Alright, PM me your address bud.


----------



## ronlane (May 21, 2013)

Done  :hug::


----------



## ronlane (May 21, 2013)

Well since I'm one post away from 1800 (isn't that a good tequila?) Why not make it 1800 on Tyler's thread.


----------



## o hey tyler (May 21, 2013)

ronlane said:


> Well since I'm one post away from 1800 (isn't that a good tequila?) Why not make it 1800 on Tyler's thread.



Good point. Why not? It's the best thread to make it in.


----------



## DiskoJoe (May 21, 2013)

Nice job, he looks like Don Cheadle.


----------



## runnah (May 21, 2013)

DiskoJoe said:


> Nice job, he looks like Don Cheadle.



I was going to say Tim Meadows.


----------



## o hey tyler (May 21, 2013)

DiskoJoe said:


> Nice job, he looks like Don Cheadle.



Thanks Joe. I'm a big fan of the Cheade.


----------



## runnah (May 21, 2013)

o hey tyler said:


> DiskoJoe said:
> 
> 
> > Nice job, he looks like Don Cheadle.
> ...



We can't be friends anymore if you don't like tim meadows.


----------



## o hey tyler (May 21, 2013)

runnah said:


> We can't be friends anymore if you don't like tim meadows.

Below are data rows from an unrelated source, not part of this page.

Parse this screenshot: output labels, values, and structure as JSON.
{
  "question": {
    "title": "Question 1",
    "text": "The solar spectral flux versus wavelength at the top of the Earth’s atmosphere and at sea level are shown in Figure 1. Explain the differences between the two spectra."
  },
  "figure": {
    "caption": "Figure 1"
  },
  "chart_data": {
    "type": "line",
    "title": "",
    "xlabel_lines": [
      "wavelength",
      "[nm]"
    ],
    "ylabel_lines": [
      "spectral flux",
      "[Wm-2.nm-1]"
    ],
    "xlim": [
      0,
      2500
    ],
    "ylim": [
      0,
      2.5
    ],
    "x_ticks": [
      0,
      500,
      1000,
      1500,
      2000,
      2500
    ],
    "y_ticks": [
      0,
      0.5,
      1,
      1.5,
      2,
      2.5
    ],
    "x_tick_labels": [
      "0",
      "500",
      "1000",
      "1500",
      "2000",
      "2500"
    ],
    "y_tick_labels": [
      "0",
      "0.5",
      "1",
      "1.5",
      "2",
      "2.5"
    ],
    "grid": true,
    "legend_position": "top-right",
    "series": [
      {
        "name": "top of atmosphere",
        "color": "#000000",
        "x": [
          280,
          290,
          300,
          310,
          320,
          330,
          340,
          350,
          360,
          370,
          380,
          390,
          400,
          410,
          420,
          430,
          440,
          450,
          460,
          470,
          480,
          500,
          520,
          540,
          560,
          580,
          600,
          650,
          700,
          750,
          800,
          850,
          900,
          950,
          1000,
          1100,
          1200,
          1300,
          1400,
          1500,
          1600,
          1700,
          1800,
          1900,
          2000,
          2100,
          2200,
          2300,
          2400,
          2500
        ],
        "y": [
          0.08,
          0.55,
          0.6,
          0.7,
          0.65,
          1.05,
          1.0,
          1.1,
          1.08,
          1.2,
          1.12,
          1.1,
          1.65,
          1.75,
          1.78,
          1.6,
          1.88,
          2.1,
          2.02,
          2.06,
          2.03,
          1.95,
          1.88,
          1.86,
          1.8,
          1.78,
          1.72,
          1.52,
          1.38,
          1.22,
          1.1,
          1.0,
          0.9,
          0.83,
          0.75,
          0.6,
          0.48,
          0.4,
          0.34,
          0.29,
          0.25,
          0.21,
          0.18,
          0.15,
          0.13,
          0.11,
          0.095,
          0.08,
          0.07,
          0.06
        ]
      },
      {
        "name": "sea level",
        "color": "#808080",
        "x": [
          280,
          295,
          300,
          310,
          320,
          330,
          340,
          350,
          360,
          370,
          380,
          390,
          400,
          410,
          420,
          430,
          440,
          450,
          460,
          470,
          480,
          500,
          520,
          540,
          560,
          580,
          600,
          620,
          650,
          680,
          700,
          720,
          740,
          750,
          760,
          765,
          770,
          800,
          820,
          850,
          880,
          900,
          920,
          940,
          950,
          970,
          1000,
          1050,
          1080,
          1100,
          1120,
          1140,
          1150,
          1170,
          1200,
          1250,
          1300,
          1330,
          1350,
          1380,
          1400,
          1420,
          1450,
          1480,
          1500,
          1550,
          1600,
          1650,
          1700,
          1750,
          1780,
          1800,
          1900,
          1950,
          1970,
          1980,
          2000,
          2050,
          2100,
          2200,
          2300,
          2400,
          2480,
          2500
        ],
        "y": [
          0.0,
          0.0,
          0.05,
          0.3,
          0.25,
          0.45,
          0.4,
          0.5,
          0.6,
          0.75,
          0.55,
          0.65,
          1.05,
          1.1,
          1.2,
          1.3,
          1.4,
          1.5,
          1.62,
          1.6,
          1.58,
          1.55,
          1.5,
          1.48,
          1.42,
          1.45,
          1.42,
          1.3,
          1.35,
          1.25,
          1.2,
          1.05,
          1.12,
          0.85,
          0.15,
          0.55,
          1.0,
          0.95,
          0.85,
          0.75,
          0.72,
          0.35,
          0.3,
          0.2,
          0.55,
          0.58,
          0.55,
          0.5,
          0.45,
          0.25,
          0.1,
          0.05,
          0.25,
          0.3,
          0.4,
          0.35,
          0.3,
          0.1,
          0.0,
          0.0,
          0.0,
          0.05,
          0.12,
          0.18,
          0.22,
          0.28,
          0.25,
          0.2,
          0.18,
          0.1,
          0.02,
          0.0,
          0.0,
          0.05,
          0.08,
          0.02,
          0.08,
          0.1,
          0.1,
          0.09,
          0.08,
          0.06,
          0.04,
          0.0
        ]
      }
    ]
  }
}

I like Tim meadows but I appreciate Dons acting prowess more.


----------



## o hey tyler (May 21, 2013)

Surprised Andy hasn't come back to comment on the changes I made per his suggestions.


----------



## jwbryson1 (May 21, 2013)

I like this shot but, as an amateur photographer, I question why you don't have more light on the left side of his face.  I understand the short lighting but his face blends into such darkness that you lose all detail.  I'm not a pro, but it's my understanding that you should get a good jaw line when lit properly.  To me, that would mean that the left side of his face could use more light.

What am I missing?


----------



## o hey tyler (May 21, 2013)

jwbryson1 said:


> I like this shot but, as an amateur photographer, I question why you don't have more light on the left side of his face.  I understand the short lighting but his face blends into such darkness that you lose all detail.  I'm not a pro, but it's my understanding that you should get a good jaw line when lit properly.  To me, that would mean that the left side of his face could use more light.
> 
> What am I missing?



Did you check out the rework of the original? Just curious. I brought out some more detail on the darker side. 

I thought the jaw line was pretty visible, but I suppose that's subjective. He did ask for a "dark and dirty" use of light. So I went with what he asked.


----------



## amolitor (May 22, 2013)

Huh? What? Oh!

Sorry. My world view is crumbling, I thought you were an ignorant troglodyte who could take pretty good pictures but THEN I learn that you recognize the superiority of naan. So now I don't know what to think. I no longer recognize this world as comprehensible.

Anyways. Yes, nice changes. Subtle but I think they distinctlY make it better, and it was good before. So.


----------



## jwbryson1 (May 22, 2013)

I had not seen the rework until this morning.  Subtle edits but I think it makes a big difference.  Very good stuff.


----------



## runnah (May 22, 2013)

That made the texture really pop.


----------



## o hey tyler (May 22, 2013)

amolitor said:


> Huh? What? Oh!
> 
> Sorry. My world view is crumbling, I thought you were an ignorant troglodyte who could take pretty good pictures but THEN I learn that you recognize the superiority of naan. So now I don't know what to think. I no longer recognize this world as comprehensible.
> 
> Anyways. Yes, nice changes. Subtle but I think they distinctlY make it better, and it was good before. So.



I still am an ignorant troglodyte who can take pretty good pictures. That certainly hasn't changed, however my appreciation for Naan is in the public eye. 

Thanks Andy, JayDee and Joggah. Glad you like the rework.


----------